Foto: Nina Matthews Photography
ExxonMobil, der absolute Gigant in Sachen Mineralöl und Gas hatte vergangenes Jahr noch einen Umsatz von 300 Milliarden US Dollar – umgerechnet knappe 236 Milliarden Euro. Im Jahr 2010 erwirtschaftete die ewige Nummer 1 auf der Rangliste der Unternehmen mit dem größten Umsatz nach einem leicht fallenden Trend 219 Milliarden Euro.
Doch dabei liegt der Grund für diesen enormen Erfolg Apples auf der Hand. Zunächst einmal sind wohl Errungenschaften wie das iPod, iPhone und mittlerweile nun das iPad wohl keinem Menschen weltweit entgangen. Die Nachrichtenportale berichten ständig über irgendetwas, das mit irgendeinem der neuen Produkte Apples zutun hat. Kein Wunder, dass Apple dabei einen so großen Erfolg verzeichnen kann. Der Fehler liegt hierbei bei Microsoft. Der Softwarekönig, mittlerweile nur noch Softwareprinz, zeigte sich sehr träge in seiner Reaktion auf diesen rasanten Fortschritt Apples und wird seit Monaten nicht mehr mit positiven Erinnerungen assoziiert.

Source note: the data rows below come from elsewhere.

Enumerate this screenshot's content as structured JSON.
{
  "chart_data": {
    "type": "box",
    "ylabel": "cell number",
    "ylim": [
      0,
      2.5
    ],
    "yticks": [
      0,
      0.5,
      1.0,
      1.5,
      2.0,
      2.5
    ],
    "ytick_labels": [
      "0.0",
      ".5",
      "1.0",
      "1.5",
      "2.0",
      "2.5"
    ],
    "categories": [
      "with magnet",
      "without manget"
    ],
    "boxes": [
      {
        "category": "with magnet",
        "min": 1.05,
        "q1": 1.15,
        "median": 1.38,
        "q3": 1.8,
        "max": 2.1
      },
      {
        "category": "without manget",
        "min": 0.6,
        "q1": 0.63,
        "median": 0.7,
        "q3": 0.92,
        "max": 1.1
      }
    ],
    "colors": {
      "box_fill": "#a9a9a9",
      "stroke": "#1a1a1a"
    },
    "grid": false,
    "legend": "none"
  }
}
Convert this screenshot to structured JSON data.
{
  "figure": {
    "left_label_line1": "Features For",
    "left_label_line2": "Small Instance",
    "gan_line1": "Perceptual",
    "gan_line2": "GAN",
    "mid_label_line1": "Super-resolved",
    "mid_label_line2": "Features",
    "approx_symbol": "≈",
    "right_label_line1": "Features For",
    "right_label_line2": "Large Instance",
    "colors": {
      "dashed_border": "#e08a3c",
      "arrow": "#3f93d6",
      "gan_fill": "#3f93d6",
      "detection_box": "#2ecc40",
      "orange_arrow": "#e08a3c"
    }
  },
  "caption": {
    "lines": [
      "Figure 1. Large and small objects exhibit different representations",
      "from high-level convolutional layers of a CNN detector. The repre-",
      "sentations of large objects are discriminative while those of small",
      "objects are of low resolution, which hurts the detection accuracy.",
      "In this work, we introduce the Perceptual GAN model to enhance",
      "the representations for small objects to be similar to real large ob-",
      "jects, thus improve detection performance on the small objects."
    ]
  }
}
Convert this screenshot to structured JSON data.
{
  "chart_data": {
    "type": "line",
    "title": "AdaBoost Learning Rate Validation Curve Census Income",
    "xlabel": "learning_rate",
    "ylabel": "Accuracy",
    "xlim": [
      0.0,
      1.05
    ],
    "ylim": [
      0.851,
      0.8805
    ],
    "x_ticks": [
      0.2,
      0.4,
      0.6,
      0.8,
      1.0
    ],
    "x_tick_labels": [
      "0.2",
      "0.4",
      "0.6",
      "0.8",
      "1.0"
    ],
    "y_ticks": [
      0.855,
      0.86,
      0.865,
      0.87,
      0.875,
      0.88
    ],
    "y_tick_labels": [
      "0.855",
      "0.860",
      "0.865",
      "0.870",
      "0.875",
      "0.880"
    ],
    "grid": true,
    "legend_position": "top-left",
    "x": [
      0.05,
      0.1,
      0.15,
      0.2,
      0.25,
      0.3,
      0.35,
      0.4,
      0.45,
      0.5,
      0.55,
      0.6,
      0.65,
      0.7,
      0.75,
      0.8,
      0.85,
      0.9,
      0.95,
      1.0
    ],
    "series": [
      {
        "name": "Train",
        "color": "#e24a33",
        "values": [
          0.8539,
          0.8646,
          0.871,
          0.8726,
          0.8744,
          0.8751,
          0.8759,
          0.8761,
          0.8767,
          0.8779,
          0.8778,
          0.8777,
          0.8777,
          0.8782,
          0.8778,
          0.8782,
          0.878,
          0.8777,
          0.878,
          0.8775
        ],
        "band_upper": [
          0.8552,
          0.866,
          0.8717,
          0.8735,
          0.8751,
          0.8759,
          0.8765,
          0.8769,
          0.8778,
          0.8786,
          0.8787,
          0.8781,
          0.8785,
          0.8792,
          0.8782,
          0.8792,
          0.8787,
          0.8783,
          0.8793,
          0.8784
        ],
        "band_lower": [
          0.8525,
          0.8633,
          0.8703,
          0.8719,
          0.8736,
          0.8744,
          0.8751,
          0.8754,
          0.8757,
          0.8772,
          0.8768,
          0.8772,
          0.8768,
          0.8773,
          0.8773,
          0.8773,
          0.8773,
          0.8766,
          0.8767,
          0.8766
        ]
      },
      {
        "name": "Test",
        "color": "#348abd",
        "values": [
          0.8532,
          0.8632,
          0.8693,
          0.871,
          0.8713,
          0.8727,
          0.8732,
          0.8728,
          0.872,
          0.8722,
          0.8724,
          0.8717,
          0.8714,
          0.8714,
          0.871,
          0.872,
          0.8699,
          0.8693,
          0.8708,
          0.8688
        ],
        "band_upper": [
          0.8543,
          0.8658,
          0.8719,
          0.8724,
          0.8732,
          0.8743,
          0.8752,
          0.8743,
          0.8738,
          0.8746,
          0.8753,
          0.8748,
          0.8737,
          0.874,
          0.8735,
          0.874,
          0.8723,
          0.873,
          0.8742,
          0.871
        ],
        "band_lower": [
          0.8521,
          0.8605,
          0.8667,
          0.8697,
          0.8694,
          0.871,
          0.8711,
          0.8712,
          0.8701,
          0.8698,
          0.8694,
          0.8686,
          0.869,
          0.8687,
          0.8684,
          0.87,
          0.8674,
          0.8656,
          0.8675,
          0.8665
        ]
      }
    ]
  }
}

Wo Apples Mac scheinbar flüssig und fehlerfrei läuft, zeigte Microsofts langersehnte Windows Vista große Fehler im System, besonders nach Veröffentlichung des Betriebssystems. Obwohl Microsoft grundlegend ein sicheres Paket und robuste Angebote hat, scheint Apple in einem Punkt klar überlegen zu sein – Marketing. Apples Werbemaßnahmen sind im Allgemeinen bei Weitem besser als Microsofts. Täglich wird man konfrontiert mit iPhones, iPods, dem iPad und das sowohl im großen WorldWideWeb als auch im Fernsehen. Microsoft war in dieser Hinsicht schon immer ruhig. Es fehlte immer an einem richtigen Konkurrenten, sodass es scheint, Microsoft habe sich fest in diesen sicheren ersten Platz verwurzelt und sei eben träge geworden.
Kritiker, die diesen Kampf gegen Microsoft und den Triumph verfolgten, sehen Apple als ein Unternehmen mit Zukunft und Visionen, das sich durch besonders effektives Marketing auszeichnet.
Aber bleiben wir realistisch. Wenn es heißt, Microsoft wurde überholt, dann reden wir immer noch über einen Umsatz von 172 Milliarden Euro. Es stehen noch alle Chancen offen.